As well as the serious risk of furthering gender ideology in this damaging way, a ban on ‘conversion therapy’ that is sufficiently expansive as to include non-medical contexts — such as religious counselling, and other practices that do not purport to be medical ‘therapies’ — would essentially be a form of prohibition of certain forms of speech.
This could affect gay and trans people who wish to live in accordance with certain religious values and principles, and the people they might turn to, such as priests, imams, and other religious leaders and scholars who teach traditional religious sexual and moral codes. Equalities minister Kemi Badenoch alluded to this in her remarks addressing why the government was proceeding with care on any interventions in respect of ‘conversion therapy’.
Most importantly, however, healthcare professions should be supported and encouraged in rooting out practices that are unethical and unsupported by evidence and clinical good practice. This self-evidently includes offering therapy that purports to ‘cure’ people of being gay. Abusive and violent actions by parents, religious figures, or anyone else, are already against the law, and such laws should be enforced.

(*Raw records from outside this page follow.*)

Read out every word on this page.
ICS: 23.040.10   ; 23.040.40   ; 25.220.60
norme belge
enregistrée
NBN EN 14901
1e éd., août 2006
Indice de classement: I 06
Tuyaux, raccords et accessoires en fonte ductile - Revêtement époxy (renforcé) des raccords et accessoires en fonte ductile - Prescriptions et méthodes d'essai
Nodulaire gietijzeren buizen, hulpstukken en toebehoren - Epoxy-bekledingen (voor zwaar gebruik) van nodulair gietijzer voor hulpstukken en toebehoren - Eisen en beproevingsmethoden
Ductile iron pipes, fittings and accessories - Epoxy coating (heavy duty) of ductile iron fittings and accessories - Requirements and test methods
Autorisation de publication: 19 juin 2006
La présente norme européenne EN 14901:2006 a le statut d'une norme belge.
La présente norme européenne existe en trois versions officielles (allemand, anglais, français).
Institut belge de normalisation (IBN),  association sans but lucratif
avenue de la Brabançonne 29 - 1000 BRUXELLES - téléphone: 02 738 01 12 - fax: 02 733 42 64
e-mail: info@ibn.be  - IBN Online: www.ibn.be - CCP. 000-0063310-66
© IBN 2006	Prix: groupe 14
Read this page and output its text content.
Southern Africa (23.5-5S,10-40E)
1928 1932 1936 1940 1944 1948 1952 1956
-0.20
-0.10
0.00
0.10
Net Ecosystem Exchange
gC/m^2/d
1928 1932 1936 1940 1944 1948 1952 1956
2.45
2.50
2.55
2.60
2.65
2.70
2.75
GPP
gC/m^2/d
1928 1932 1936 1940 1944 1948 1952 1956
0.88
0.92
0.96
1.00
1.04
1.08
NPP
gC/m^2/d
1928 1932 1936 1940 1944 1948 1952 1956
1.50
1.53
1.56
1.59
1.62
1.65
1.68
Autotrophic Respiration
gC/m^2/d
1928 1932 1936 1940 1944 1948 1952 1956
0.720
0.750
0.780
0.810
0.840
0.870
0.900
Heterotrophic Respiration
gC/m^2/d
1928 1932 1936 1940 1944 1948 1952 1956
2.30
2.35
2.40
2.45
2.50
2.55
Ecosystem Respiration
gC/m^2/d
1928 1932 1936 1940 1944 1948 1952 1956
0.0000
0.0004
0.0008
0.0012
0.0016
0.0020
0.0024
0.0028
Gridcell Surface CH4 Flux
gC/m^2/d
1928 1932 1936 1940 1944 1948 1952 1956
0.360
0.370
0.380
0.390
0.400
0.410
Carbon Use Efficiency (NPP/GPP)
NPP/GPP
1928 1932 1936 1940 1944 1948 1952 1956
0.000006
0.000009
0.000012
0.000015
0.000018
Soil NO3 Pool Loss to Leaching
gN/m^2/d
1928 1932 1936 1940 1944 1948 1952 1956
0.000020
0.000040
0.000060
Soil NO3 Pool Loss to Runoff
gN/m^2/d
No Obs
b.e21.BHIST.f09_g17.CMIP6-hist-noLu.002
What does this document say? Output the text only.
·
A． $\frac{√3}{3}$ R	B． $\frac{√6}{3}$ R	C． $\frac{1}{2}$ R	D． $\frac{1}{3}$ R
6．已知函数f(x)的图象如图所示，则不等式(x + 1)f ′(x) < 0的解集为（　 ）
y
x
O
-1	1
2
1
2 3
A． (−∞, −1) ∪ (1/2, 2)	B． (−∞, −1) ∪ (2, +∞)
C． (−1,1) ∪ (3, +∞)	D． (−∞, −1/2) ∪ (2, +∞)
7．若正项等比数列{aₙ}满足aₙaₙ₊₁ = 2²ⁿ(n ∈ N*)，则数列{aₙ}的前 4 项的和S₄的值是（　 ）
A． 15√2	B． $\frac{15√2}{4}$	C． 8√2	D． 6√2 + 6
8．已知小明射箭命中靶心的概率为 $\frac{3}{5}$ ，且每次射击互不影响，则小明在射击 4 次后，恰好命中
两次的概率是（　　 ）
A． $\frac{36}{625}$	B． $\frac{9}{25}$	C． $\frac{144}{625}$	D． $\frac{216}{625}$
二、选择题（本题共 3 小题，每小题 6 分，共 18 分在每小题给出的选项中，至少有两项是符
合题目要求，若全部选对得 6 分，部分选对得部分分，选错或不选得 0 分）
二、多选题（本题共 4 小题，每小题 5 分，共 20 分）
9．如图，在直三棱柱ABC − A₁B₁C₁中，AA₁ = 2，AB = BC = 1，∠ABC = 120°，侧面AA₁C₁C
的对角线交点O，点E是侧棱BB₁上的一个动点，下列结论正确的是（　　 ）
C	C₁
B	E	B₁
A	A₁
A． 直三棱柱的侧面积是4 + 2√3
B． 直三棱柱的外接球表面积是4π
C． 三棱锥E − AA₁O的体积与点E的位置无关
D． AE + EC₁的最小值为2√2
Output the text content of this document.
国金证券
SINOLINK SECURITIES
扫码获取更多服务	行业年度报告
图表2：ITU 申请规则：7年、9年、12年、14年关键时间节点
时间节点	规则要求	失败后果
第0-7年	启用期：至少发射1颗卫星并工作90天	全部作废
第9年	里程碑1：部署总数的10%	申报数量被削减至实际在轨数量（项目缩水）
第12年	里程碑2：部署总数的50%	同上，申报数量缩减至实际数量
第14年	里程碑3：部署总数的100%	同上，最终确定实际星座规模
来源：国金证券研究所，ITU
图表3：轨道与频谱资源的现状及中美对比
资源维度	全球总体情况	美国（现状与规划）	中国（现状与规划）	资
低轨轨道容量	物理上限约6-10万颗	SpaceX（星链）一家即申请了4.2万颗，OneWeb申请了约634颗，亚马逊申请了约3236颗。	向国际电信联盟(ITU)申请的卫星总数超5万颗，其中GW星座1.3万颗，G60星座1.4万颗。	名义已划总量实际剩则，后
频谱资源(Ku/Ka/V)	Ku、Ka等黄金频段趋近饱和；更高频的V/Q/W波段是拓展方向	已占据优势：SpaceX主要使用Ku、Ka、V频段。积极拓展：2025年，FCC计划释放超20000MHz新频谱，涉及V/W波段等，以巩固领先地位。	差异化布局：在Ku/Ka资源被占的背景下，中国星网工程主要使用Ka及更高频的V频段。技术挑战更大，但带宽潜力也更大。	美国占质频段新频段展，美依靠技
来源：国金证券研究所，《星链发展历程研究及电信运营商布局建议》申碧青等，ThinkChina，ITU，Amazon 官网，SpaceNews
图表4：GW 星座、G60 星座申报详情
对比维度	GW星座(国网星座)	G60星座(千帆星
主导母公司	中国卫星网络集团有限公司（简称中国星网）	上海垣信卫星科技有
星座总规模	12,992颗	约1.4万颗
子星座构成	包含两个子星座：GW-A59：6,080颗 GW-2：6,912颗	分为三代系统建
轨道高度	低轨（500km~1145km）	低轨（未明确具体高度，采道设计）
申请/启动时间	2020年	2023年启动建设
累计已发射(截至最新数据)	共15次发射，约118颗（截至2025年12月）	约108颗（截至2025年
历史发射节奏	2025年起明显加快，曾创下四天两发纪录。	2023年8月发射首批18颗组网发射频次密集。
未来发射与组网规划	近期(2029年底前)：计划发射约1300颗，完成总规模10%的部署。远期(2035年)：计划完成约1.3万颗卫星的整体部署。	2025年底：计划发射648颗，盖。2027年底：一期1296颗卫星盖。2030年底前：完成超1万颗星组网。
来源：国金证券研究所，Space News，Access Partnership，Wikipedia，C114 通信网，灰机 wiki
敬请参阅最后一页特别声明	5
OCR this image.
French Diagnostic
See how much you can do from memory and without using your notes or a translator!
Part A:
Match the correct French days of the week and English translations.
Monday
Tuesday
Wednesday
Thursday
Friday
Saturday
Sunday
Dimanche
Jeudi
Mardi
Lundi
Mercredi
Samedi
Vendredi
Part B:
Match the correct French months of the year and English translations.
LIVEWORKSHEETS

It is notable that the Bell case revealed that gender treatment centres have been acting unlawfully for years in prescribing puberty blockers without proper consent. Addressing the illegal off-label use of such drugs on young people and children on an experimental basis should be made a priority of government action. Whereas, an expansively-understood ban on therapies and treatments in respect of gender identity would take us in the opposite direction to what is urgently required to protect vulnerable children and young people.